Zucker - Markt setzt früher auf sinkende Knappheit
04.03.2010 | Eugen Weinberg (Commerzbank)
Die Preise für Zucker haben im letzten Monat eine rasante Talfahrt vollführt. Von seinem 29-Jahres-Höchststand bei rund 30 US-Cents je Pfund ist der Preis für Rohzucker in New York um 25% auf aktuell 22,6 US-Cents je Pfund abgesackt. Dieses drastische Nachgeben kommt zum gegenwärtigen Zeitpunkt überraschend. Offensichtlich hat sich der Markt dazu entschlossen, über die weiterhin bestehende physische Knappheit am Zuckermarkt hinwegzusehen, da sich im nächsten Erntejahr eine deutliche Entspannung abzeichnet. Wir haben deshalb unsere Prognose für das zweite Quartal auf 25 US-Cents je Pfund gesenkt.
Die aktuelle Lage am physischen Zuckermarkt lässt sich als unverändert eng beschreiben, nachdem die weltweite Produktion besonders durch übermäßigen Regen in Brasilien und einen schwachen Monsun in Indien reduziert wurde. Die Schätzungen über das Marktdefizit im laufenden Jahr 2009/10 wurden deshalb wiederholt nach oben korrigiert. Noch in der zweiten Februarhälfte hatte der weltgrößte Zuckerhändler Czarnikow seine Defizitprognose um 10% auf 14,8 Mio. Tonnen angehoben.
Zu dieser Zeit setzte auch die Internationale Zuckerorganisation ihre konservative Defizitschätzung um 2,1 Mio. Tonnen auf 9,4 Mio. Tonnen herauf. Doch die Stimmung schien zu diesem Zeitpunkt bereits gekippt zu sein. Hätte der Zuckerpreis noch einen Monat zuvor mit einem deutlichen Preissprung reagiert, setzte er diesmal seine Talfahrt fort. Mit dazu beigetragen haben dürfte, dass für das nächste Erntejahr von einigen Marktbeobachtern ein beträchtlicher Marktüberschuss prognostiziert wird. Zudem war erkennbar, dass bei Preisen in der Region um 30 US-Cents je Pfund die physische Nachfrage deutlich reagierte. Es mehrten sich Meldungen über zurückgezogenen Importvorhaben und mangelndes Interesse bei Importauktionen durch Länder wie etwa Ägypten und Pakistan.

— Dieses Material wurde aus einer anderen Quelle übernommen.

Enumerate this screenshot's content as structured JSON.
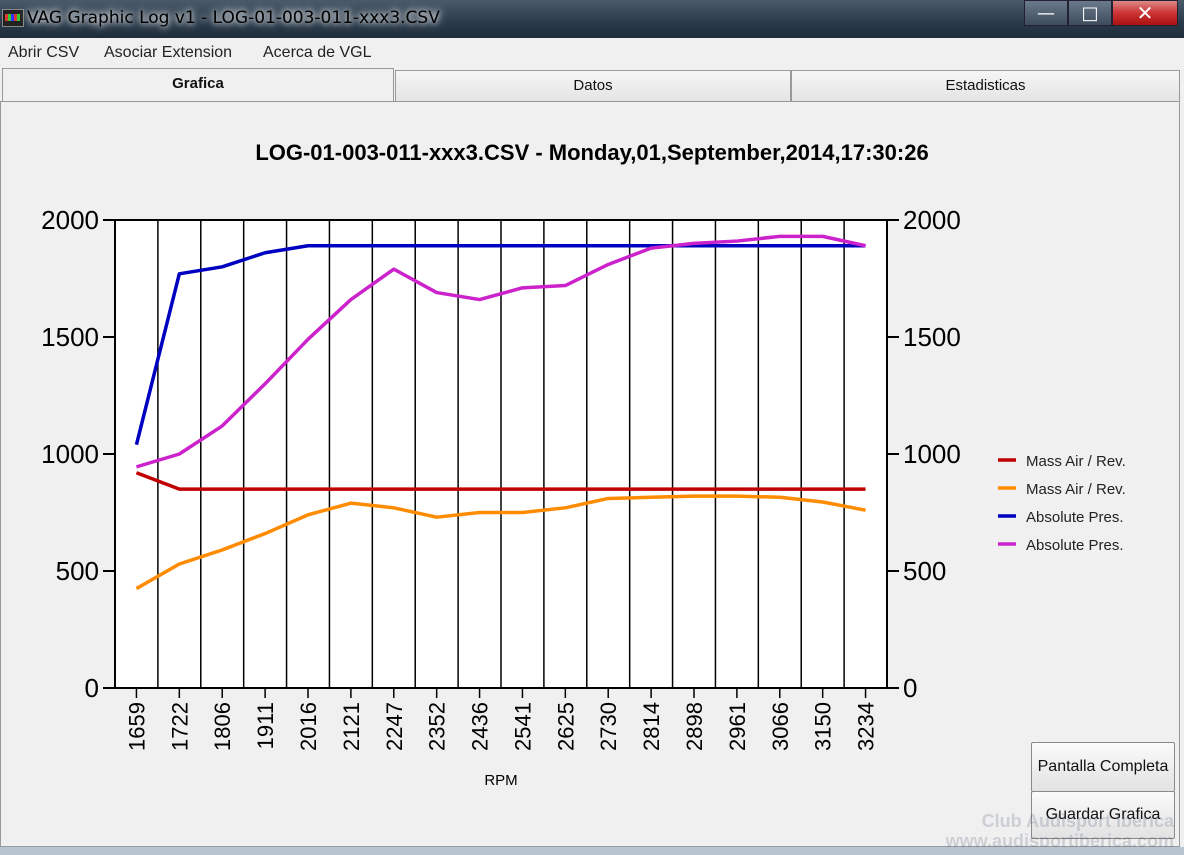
{
  "window": {
    "title": "VAG Graphic Log  v1 -  LOG-01-003-011-xxx3.CSV",
    "min_glyph": "—",
    "max_glyph": "□",
    "close_glyph": "✕"
  },
  "menu": {
    "items": [
      "Abrir CSV",
      "Asociar Extension",
      "Acerca de VGL"
    ]
  },
  "tabs": [
    {
      "label": "Grafica",
      "active": true
    },
    {
      "label": "Datos",
      "active": false
    },
    {
      "label": "Estadisticas",
      "active": false
    }
  ],
  "buttons": {
    "fullscreen": "Pantalla Completa",
    "save_chart": "Guardar Grafica"
  },
  "watermark": {
    "line1": "Club Audisport Iberica",
    "line2": "www.audisportiberica.com"
  },
  "chart_data": {
    "type": "line",
    "title": "LOG-01-003-011-xxx3.CSV - Monday,01,September,2014,17:30:26",
    "xlabel": "RPM",
    "ylabel": "",
    "categories": [
      "1659",
      "1722",
      "1806",
      "1911",
      "2016",
      "2121",
      "2247",
      "2352",
      "2436",
      "2541",
      "2625",
      "2730",
      "2814",
      "2898",
      "2961",
      "3066",
      "3150",
      "3234"
    ],
    "ylim": [
      0,
      2000
    ],
    "yticks": [
      0,
      500,
      1000,
      1500,
      2000
    ],
    "grid": "vertical",
    "legend_position": "right",
    "series": [
      {
        "name": "Mass Air / Rev.",
        "color": "#c00000",
        "values": [
          920,
          850,
          850,
          850,
          850,
          850,
          850,
          850,
          850,
          850,
          850,
          850,
          850,
          850,
          850,
          850,
          850,
          850
        ]
      },
      {
        "name": "Mass Air / Rev.",
        "color": "#ff8c00",
        "values": [
          425,
          530,
          590,
          660,
          740,
          790,
          770,
          730,
          750,
          750,
          770,
          810,
          815,
          820,
          820,
          815,
          795,
          760
        ]
      },
      {
        "name": "Absolute Pres.",
        "color": "#0000c0",
        "values": [
          1040,
          1770,
          1800,
          1860,
          1890,
          1890,
          1890,
          1890,
          1890,
          1890,
          1890,
          1890,
          1890,
          1890,
          1890,
          1890,
          1890,
          1890
        ]
      },
      {
        "name": "Absolute Pres.",
        "color": "#cc22cc",
        "values": [
          945,
          1000,
          1120,
          1300,
          1490,
          1660,
          1790,
          1690,
          1660,
          1710,
          1720,
          1810,
          1880,
          1900,
          1910,
          1930,
          1930,
          1890
        ]
      }
    ]
  }
}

Auch die China Sugar Association hat zwar die Produktion 2009/10 um 1 Mio. Tonnen auf 11 Mio. Tonnen nach unten korrigiert. Das Land hat jedoch mit Lagerverkäufen internen Preissteigerungen entgegen gewirkt und scheint niedrigere Preise abwarten zu wollen, bevor Importe getätigt werden.
Gleichzeitig treffen Nachrichten ein, die eine deutliche Ausweitung des Zuckerangebots für 2010/11 erwarten lassen: Die Zuckerrohrproduktion in der Hauptanbauregion Center-South des weltgrößten Zuckerexporteurs Brasilien dürfte laut Angaben von UNICA um 10% steigen, die neue Erntebeginnt in wenigen Wochen. Auch in Indien, dem zweitgrößten Produzenten, hat sich die Produktion in den letzten Monaten wieder erholt. Der Bundesstaat Maharashtra, wo die indischen Hauptanbaugebiete liegen, meldete für die Periode Oktober bis Februar ein Plus von 5,5% gegenüber dem Vorjahr. Und auch der drittgrößte Zuckerexporteur Australien rechnet für 2010/11 mit einer um 6% auf 4,8 Mio. Tonnen steigenden Zuckerproduktion.

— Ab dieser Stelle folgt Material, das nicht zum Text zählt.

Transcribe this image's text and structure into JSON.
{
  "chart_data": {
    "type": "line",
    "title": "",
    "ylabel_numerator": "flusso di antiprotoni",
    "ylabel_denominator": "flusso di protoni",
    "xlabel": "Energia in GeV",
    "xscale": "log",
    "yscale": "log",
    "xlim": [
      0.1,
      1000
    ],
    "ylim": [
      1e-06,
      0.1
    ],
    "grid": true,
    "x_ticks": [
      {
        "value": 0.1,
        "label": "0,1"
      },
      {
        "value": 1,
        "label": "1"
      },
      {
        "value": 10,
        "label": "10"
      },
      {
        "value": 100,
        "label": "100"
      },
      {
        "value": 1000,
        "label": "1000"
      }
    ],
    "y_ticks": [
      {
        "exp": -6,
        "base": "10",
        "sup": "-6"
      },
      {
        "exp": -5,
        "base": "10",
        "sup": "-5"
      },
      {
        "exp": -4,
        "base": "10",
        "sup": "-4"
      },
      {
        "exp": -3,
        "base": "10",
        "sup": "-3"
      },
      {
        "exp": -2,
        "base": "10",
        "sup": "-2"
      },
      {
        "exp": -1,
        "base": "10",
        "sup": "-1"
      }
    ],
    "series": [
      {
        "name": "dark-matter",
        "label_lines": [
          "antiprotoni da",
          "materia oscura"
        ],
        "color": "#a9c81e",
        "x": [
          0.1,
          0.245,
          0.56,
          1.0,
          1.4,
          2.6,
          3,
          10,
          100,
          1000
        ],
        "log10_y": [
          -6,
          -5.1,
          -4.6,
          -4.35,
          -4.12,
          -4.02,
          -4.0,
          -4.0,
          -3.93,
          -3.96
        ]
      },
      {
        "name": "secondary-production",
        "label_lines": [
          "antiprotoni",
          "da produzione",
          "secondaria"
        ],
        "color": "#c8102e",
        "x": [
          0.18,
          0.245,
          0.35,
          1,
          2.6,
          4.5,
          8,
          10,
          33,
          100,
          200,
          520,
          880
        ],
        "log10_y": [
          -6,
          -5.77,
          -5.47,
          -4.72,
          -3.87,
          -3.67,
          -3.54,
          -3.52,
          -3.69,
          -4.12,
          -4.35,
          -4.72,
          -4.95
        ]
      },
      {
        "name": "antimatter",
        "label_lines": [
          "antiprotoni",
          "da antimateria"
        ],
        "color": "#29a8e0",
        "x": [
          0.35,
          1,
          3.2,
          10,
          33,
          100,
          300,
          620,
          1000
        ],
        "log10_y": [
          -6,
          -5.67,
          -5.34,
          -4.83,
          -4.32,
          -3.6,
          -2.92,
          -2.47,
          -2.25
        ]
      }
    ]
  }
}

Dass die Preise im späteren Jahresverlauf nachgegeben würden, war aus diesen Gründen von uns erwartet worden. Auch der Markt rechnete schon lange damit, wie an der Terminkurve von Anfang Februar abzulesen ist (Grafik 1). Ein Vergleich mit der aktuellen Terminkurve zeigt zudem, dass diese vor allem am vorderen Ende unter Druck geraten ist, während sie für die Zeit ab Mitte 2011 kaum Veränderungen zeigt. Eine wichtige Rolle beim jüngsten Preisrückgang dürften auch die Investoren gespielt haben. Die CFTC-Daten hatten im Februar einen Rückgang der Netto-Long-Positionen gezeigt (Grafik 2).

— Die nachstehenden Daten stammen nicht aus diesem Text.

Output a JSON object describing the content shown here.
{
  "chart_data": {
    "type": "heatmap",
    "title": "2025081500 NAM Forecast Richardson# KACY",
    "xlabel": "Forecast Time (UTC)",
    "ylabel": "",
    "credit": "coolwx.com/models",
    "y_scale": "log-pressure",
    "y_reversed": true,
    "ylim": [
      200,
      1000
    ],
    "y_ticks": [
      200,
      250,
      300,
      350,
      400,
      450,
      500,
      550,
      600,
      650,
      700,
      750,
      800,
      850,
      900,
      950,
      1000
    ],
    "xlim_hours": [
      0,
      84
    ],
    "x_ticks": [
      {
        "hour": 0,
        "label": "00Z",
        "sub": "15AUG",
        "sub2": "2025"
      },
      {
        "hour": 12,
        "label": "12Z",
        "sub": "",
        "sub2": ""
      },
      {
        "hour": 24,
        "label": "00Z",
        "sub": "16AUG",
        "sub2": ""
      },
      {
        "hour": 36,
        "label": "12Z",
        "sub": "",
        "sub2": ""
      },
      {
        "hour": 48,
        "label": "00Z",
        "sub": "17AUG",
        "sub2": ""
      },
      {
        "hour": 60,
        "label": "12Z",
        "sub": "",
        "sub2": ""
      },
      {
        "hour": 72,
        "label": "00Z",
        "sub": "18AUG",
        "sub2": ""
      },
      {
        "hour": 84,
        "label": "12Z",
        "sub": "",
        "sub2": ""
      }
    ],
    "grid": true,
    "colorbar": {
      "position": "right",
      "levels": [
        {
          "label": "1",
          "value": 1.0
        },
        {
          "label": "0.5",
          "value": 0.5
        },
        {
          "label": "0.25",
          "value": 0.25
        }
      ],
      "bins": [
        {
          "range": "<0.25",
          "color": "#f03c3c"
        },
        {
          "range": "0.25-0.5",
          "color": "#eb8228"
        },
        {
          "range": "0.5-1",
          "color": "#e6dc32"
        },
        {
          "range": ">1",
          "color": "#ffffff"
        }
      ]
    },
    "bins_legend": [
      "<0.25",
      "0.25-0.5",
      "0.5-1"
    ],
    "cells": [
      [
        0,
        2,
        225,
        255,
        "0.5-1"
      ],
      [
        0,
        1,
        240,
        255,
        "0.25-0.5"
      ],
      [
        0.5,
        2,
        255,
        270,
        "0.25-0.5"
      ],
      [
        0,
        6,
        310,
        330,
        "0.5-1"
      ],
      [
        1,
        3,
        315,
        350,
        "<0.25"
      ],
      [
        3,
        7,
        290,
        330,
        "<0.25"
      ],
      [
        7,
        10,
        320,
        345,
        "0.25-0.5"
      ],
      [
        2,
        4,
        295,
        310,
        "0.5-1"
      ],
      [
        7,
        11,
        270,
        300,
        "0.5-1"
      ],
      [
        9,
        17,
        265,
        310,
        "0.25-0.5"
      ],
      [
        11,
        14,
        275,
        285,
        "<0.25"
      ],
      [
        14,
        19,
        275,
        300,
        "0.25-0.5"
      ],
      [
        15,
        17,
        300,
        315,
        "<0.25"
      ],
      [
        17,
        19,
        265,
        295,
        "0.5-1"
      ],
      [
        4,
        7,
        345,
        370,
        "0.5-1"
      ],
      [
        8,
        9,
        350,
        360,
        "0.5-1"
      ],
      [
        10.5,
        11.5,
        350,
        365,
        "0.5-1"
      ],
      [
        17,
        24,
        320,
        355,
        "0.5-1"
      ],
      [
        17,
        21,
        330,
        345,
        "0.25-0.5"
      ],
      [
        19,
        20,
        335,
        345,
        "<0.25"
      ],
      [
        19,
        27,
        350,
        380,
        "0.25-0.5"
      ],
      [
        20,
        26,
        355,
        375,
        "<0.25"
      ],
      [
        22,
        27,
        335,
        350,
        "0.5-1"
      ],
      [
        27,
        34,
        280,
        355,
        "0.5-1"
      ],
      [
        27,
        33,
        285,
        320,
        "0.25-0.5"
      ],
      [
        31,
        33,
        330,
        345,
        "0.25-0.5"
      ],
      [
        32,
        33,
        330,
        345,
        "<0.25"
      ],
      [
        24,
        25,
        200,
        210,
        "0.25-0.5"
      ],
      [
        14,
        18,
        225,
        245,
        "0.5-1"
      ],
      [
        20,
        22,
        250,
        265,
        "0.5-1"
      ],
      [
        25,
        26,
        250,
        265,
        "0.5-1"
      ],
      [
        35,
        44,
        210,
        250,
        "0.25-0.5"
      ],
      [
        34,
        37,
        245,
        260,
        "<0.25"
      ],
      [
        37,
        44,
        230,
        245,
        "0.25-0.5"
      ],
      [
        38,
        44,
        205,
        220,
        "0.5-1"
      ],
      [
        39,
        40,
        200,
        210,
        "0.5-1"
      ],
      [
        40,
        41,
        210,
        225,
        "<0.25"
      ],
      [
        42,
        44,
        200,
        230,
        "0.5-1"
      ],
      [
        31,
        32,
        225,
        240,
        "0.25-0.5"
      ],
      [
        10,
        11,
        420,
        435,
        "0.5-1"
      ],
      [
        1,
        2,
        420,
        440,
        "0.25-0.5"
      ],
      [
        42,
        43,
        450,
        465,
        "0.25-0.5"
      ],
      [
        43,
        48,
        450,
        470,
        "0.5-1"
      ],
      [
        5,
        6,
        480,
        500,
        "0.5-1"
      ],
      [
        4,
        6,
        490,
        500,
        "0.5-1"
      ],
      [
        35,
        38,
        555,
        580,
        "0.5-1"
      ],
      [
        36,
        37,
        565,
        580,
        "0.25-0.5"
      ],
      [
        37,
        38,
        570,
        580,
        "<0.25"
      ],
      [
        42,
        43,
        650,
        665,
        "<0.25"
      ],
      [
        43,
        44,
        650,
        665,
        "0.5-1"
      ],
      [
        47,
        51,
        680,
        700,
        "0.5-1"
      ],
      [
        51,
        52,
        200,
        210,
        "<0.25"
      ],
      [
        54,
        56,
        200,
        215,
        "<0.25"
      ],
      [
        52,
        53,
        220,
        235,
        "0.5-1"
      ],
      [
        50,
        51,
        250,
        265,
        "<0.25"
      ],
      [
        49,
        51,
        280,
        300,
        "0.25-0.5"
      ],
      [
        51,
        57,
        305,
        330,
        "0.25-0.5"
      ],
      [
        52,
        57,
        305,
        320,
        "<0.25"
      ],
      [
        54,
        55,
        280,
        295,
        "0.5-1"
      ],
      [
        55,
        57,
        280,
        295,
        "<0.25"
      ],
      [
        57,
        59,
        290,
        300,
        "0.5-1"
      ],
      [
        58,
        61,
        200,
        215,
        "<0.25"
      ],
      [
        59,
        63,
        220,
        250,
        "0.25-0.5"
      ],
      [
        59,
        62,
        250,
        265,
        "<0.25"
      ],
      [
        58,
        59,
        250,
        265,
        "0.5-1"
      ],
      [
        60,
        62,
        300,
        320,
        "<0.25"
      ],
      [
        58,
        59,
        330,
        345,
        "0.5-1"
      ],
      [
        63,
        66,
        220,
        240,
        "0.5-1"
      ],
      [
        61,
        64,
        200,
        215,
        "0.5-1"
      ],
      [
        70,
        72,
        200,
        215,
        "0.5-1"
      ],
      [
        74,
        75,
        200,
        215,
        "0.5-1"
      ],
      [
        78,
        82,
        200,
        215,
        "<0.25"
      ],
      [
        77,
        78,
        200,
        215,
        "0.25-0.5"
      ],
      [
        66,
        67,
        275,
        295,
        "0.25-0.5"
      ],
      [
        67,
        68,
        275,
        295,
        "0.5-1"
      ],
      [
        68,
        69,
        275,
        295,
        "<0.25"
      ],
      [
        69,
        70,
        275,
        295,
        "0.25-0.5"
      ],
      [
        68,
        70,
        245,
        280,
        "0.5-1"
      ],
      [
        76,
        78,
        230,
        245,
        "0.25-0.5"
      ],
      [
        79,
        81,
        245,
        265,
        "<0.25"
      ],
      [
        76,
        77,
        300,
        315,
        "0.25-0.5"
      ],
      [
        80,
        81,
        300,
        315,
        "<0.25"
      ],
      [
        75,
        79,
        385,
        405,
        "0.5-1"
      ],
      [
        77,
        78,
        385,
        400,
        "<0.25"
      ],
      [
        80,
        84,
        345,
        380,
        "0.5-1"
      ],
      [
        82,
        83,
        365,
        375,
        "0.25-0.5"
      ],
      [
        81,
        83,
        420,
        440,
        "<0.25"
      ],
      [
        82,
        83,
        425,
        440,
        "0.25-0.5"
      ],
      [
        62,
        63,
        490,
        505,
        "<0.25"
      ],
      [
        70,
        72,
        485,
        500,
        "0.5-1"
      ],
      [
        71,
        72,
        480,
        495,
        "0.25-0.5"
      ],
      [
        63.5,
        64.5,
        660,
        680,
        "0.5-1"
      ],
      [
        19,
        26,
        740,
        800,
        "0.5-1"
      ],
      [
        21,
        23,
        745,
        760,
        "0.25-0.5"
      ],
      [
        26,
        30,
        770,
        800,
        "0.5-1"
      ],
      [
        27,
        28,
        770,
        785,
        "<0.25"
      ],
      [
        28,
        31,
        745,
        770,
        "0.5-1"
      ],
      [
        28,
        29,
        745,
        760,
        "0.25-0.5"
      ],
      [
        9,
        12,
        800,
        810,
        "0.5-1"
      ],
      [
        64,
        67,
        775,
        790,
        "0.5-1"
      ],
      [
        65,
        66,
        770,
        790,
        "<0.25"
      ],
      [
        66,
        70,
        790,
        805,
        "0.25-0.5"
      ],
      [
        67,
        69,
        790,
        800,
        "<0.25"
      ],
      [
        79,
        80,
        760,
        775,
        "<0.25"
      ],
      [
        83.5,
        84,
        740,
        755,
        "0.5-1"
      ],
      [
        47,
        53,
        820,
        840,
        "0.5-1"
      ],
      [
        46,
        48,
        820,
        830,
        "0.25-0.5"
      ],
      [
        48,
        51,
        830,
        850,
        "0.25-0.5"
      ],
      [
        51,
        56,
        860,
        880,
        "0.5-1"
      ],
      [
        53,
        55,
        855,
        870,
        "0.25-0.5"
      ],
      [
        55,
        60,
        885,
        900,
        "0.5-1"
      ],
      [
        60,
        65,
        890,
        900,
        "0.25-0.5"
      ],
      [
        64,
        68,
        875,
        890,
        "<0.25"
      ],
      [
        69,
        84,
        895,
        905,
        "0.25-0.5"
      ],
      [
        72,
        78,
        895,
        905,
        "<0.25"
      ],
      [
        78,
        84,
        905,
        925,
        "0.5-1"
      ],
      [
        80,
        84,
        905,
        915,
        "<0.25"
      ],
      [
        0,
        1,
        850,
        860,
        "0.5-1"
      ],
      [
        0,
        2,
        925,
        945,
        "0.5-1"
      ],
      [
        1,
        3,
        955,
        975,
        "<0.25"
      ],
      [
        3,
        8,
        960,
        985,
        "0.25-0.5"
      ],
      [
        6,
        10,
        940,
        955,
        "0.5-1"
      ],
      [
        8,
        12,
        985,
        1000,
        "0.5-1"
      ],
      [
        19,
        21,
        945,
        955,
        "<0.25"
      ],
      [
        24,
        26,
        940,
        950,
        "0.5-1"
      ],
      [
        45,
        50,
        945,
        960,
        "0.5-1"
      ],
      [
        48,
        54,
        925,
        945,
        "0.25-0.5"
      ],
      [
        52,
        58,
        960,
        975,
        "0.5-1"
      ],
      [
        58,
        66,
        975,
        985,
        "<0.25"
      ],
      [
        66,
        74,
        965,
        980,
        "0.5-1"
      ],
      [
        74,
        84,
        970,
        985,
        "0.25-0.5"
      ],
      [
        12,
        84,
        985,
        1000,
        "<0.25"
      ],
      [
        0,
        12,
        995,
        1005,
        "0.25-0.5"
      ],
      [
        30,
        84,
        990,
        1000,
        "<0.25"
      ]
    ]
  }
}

Seit Mitte Februar gingen dabei spekulative Finanzanleger verstärkt Shortpositionen ein. Es ist denkbar, dass angesichts des fortgesetzten Preisverfalls in den vergangenen Tagen auch Longpositionen abgebaut worden sind. Aus unserer Sicht ist der Zuckerpreis mittlerweile bereits zu stark nach unten weggelaufen. Inzwischen ist ein so niedriges Preisniveau erreicht, dass die physische Nachfrage wieder anziehen dürfte. Die Aussicht darauf könnte die Erwartungen der Anleger wieder auf moderate Preissteigerungen richten. Der Zuckerpreis sollte sich daher nochmals erholen und im Durchschnitt des zweiten Quartals auf 25 US-Cents je Pfund steigen.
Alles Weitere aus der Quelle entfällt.